Virtual reality has its fans, but it has not reached the popularity that companies that try to build virtual worlds want. The main problem is the high cost of devices and virtual experiences, but that doesn’t mean that research in this area is slowing down. Recently, a device has been developed that can monitor and control your breathing during virtual experiences, which can create very realistic situations, but not exactly pleasant for users.
AirRes Mask could allow the development of new VR experiences
Researchers at the University of Applied Sciences in Salzburg have created the first device that attaches to a VR headset to provide a realistic simulation of breathing. Thus, the AirRes Mask attaches to the user’s face and allows the ability to adjust the gaming experience to his breathing. So you can, for example, blow out a candle in the virtual world to put it out, or you can inflate a balloon, or even play a wind instrument.

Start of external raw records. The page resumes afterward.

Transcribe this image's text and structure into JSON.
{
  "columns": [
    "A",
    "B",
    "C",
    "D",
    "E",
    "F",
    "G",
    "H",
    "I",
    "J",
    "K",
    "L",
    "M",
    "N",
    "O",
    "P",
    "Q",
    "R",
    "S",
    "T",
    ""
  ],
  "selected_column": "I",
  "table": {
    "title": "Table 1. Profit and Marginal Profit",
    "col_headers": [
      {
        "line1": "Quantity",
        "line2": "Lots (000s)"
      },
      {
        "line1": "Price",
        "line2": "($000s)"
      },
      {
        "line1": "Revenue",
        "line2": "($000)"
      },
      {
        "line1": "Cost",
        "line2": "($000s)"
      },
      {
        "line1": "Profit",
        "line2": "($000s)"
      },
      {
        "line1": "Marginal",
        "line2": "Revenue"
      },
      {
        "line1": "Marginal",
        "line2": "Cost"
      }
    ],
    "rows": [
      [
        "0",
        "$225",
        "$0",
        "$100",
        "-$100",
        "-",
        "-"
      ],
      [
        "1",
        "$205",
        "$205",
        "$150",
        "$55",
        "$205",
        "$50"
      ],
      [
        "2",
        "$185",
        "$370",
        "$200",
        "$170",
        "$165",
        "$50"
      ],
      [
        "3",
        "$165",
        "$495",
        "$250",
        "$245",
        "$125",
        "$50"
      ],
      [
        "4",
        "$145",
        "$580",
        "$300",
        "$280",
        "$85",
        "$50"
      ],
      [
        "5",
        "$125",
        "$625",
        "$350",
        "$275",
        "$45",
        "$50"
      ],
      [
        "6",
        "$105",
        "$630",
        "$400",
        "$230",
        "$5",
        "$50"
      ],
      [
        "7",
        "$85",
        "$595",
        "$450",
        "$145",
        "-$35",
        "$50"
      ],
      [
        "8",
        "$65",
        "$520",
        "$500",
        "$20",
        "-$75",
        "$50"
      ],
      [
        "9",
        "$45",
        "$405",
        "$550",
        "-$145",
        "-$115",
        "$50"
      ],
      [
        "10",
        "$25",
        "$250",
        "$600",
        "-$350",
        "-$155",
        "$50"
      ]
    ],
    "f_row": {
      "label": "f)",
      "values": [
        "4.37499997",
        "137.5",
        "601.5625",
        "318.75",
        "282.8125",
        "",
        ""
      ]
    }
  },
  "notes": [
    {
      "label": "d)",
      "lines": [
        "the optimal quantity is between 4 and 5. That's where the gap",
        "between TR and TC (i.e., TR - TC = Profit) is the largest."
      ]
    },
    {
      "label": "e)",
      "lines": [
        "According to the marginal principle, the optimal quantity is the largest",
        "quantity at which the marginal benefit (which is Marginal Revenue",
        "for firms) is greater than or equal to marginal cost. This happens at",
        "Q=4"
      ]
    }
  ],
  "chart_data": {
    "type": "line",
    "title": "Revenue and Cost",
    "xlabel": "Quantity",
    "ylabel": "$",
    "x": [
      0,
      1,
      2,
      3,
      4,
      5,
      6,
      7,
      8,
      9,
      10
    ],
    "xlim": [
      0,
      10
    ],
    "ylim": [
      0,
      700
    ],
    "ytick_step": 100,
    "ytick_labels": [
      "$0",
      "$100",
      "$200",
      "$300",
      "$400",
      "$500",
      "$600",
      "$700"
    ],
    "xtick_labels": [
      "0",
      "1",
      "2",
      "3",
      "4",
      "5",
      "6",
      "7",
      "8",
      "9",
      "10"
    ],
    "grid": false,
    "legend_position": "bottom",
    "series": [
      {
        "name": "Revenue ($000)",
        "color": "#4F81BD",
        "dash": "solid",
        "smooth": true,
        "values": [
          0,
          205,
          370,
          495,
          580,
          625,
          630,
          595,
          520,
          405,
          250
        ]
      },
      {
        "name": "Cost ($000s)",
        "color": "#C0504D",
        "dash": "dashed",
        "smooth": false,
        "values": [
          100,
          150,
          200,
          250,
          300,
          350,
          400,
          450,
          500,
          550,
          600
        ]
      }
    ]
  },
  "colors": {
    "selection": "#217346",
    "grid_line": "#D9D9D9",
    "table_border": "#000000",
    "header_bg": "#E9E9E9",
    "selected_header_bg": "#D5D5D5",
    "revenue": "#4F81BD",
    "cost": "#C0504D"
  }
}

On the other hand, AirRes Mask allows you to block the user’s breathing. It may not completely suffocate you, but it can control the amount of air that gets inside the mask. Thus, the experience you can have in virtual reality in case of a fire can be better simulated, thus being able to use this technology for training firefighters, or for instructions for emergency situations. Used in a flight simulation game, especially for fighter jets, the experience could be more realistic, as when pilots experience strong forces, including breathing, it becomes heavier.
It is not yet clear how dangerous AirRes Mask would be in a commercial version
Of course, such a device is not commercially available, and if it were, it would have to go through multiple safety tests to assure the authorities that it is not a dangerous device. It is also unclear how this technology can affect people who have already been diagnosed with breathing problems or not.
While the technology is interesting for the field of simulations and training, it could also offer new possibilities in gaming experiences. This technology, along with technology that can simulate touch or smell, could lead to the creation of more credible virtual worlds than today.